Steve wraps up his discussion with Ohio gubernatorial candidate and two-term Cincinnati Mayor, John Cranley. In part two, Mayor Cranley discusses what separates him from his political opponents, his proposed energy dividend for families in Ohio earning less than $75,000 per year, and how he will make his state safer, healthier, and more prosperous.
About Mayor Cranley:
John Cranley has devoted his life to helping others and implementing real-world change. His father, a Vietnam veteran, and his mother, a schoolteacher, taught him the values of faith, service, integrity, and making the world a better place. Raised in the Price Hill neighborhood of Cincinnati, John attended St. Williams Elementary School and St. Xavier High School. He then went on to earn his undergraduate degree from John Carroll University and graduate from Harvard Law School and Harvard Divinity School.
Motivated by a deep sense of social justice, John co-founded the Ohio Innocence Project in 2002, which by using DNA technology has exonerated and freed 33 wrongfully convicted people.

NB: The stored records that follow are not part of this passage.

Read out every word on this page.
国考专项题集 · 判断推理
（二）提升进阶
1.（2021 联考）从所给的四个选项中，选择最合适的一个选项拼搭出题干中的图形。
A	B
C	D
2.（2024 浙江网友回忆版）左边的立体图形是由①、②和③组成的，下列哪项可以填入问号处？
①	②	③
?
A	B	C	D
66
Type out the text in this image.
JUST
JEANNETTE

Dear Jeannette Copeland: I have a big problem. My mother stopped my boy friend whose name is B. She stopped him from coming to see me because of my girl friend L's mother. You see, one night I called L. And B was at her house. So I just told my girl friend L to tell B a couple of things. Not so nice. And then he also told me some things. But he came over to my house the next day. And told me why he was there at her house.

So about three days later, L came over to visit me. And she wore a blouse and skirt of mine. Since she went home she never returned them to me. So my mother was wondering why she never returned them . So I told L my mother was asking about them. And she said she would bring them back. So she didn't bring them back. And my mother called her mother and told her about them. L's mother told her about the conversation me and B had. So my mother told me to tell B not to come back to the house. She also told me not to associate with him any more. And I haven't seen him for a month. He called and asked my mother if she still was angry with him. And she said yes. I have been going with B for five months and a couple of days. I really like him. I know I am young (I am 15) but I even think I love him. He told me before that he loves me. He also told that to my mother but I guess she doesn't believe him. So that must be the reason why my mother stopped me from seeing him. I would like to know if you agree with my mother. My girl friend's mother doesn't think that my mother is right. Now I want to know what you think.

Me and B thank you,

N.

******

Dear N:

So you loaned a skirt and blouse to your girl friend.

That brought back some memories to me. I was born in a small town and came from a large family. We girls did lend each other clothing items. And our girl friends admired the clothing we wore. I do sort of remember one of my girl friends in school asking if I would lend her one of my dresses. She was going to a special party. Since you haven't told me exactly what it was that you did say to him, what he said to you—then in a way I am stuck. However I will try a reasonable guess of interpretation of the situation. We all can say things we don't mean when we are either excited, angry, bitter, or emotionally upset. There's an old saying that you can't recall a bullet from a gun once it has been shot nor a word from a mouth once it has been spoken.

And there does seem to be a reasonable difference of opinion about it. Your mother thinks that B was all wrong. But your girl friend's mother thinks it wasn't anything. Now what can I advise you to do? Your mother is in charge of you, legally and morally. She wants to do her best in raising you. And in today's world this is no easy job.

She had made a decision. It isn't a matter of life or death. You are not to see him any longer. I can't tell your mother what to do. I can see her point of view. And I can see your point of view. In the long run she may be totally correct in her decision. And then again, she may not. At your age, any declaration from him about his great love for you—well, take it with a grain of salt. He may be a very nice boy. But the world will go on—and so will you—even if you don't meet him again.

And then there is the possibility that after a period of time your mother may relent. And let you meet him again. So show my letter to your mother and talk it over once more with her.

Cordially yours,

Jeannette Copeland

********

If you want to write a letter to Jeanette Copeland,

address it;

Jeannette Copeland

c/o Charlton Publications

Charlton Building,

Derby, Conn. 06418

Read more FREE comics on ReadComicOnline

John Cranley was elected Mayor of Cincinnati in 2013 and since then has led an unprecedented revitalization of his city; Cincinnati has shown positive population growth for the first time in 60 years. In 2021, the Milken Institute ranked Cincinnati as the best performing city in Ohio, a ranking that evaluates job and wage growth, housing affordability, and high-tech GDP. Throughout his career, Cranley has led historic police reform—Cincinnati is safer while arresting fewer people annually. Under his leadership, the city has also outpaced both the nation and the state of Ohio in poverty reduction. And Mayor Cranley is spearheading an effort to invest in solar energy to reduce the city’s carbon footprint and make Cincinnati a leader in clean energy.
Recognizing that climate change is real and that it is going to take an all-hands-on-deck approach to address it, John got to work on the municipal level. As mayor, John is overseeing the construction of the largest municipal solar farm in the country to help power Cincinnati. After it is online, city government services will be effectively carbon-neutral.